He Never Played the Game

Later this month, the traditional handshake between the CEO’s of General Motors, Ford and Chrysler with the UAW President will kick off possibly the most highly publicized contract talks of any industry.

Making a different picture was a challenge as the photo op was identical for all of three companies who held separate events, every few years, at the beginning and the end of negotiations. The drama in the final hours was like a sporting event where everything seems to happen in the final seconds. The media used to sleep on the floors of the pressrooms waiting for the “we have a deal” announcement.

The last time covering this story I took a risk. Although given a fair share of kudos for the picture, I wish I could take credit for the idea; it was far from mine. It was taken from the playbook of my former boss at UPI.

The title of Howard Cosell’s book “I Never Played the Game,” reminds me of my former boss. Although never a photographer, he edited, composed, gave the idea and inspired countless pictures. He made average photographers good and good photographers great. You probably don’t realize it but to this very day you see his vision in books, magazines and throughout the Internet, but never shot a frame.

When then Soviet leader Mikhail Gorbachev and President Ronald Reagan were to meet, my former boss told one of our guys he had a unique picture idea. Instead of the full body or waist up of both leaders shaking hands, which members of our team were going to make, he wanted him to go tight on just the two hands of the most powerful people clutching each other. It was brilliant and impactful.
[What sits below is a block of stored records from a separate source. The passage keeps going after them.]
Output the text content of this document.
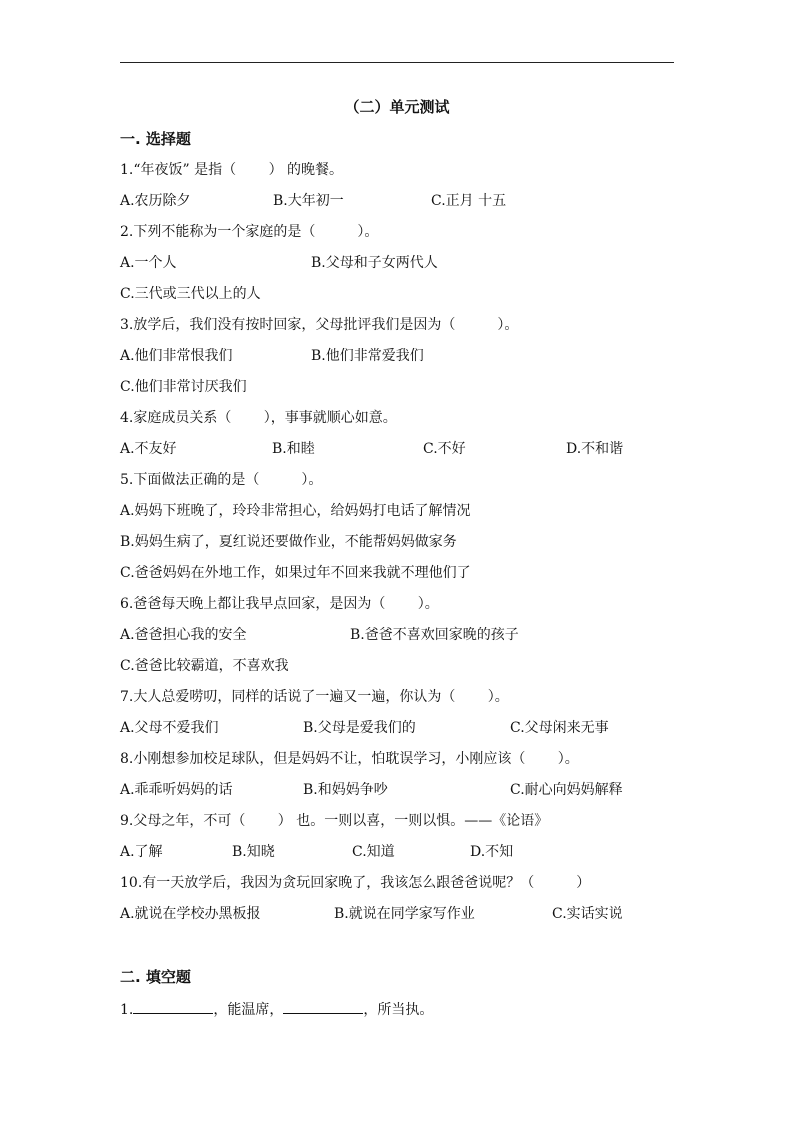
（二）单元测试
一. 选择题
1.“年夜饭” 是指（　　 ） 的晚餐。
A.农历除夕	B.大年初一	C.正月 十五
2.下列不能称为一个家庭的是（　　　）。
A.一个人	B.父母和子女两代人
C.三代或三代以上的人
3.放学后，我们没有按时回家，父母批评我们是因为（　　　）。
A.他们非常恨我们	B.他们非常爱我们
C.他们非常讨厌我们
4.家庭成员关系（　　 ），事事就顺心如意。
A.不友好	B.和睦	C.不好	D.不和谐
5.下面做法正确的是（　　　）。
A.妈妈下班晚了，玲玲非常担心，给妈妈打电话了解情况
B.妈妈生病了，夏红说还要做作业，不能帮妈妈做家务
C.爸爸妈妈在外地工作，如果过年不回来我就不理他们了
6.爸爸每天晚上都让我早点回家，是因为（　　 ）。
A.爸爸担心我的安全	B.爸爸不喜欢回家晚的孩子
C.爸爸比较霸道，不喜欢我
7.大人总爱唠叨，同样的话说了一遍又一遍，你认为（　　 ）。
A.父母不爱我们	B.父母是爱我们的	C.父母闲来无事
8.小刚想参加校足球队，但是妈妈不让，怕耽误学习，小刚应该（　　 ）。
A.乖乖听妈妈的话	B.和妈妈争吵	C.耐心向妈妈解释
9.父母之年，不可（　　 ） 也。一则以喜，一则以惧。——《论语》
A.了解	B.知晓	C.知道	D.不知
10.有一天放学后，我因为贪玩回家晚了，我该怎么跟爸爸说呢？（　　　）
A.就说在学校办黑板报	B.就说在同学家写作业	C.实话实说
二. 填空题
1.	，能温席，	，所当执。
The following day every newspaper led with that picture.

"GM UAW handshake By: Joe Polimeni"
GM UAW handshake By: Joe Polimeni

Years later as I was standing at the end of the long table waiting for the President of the UAW and GM CEO to shake hands.  I read a chapter from his playbook and knew what I was going to shoot.

Old ideas, that are good ideas, never get stale. And my former boss is one of the best photographers who never shot a frame.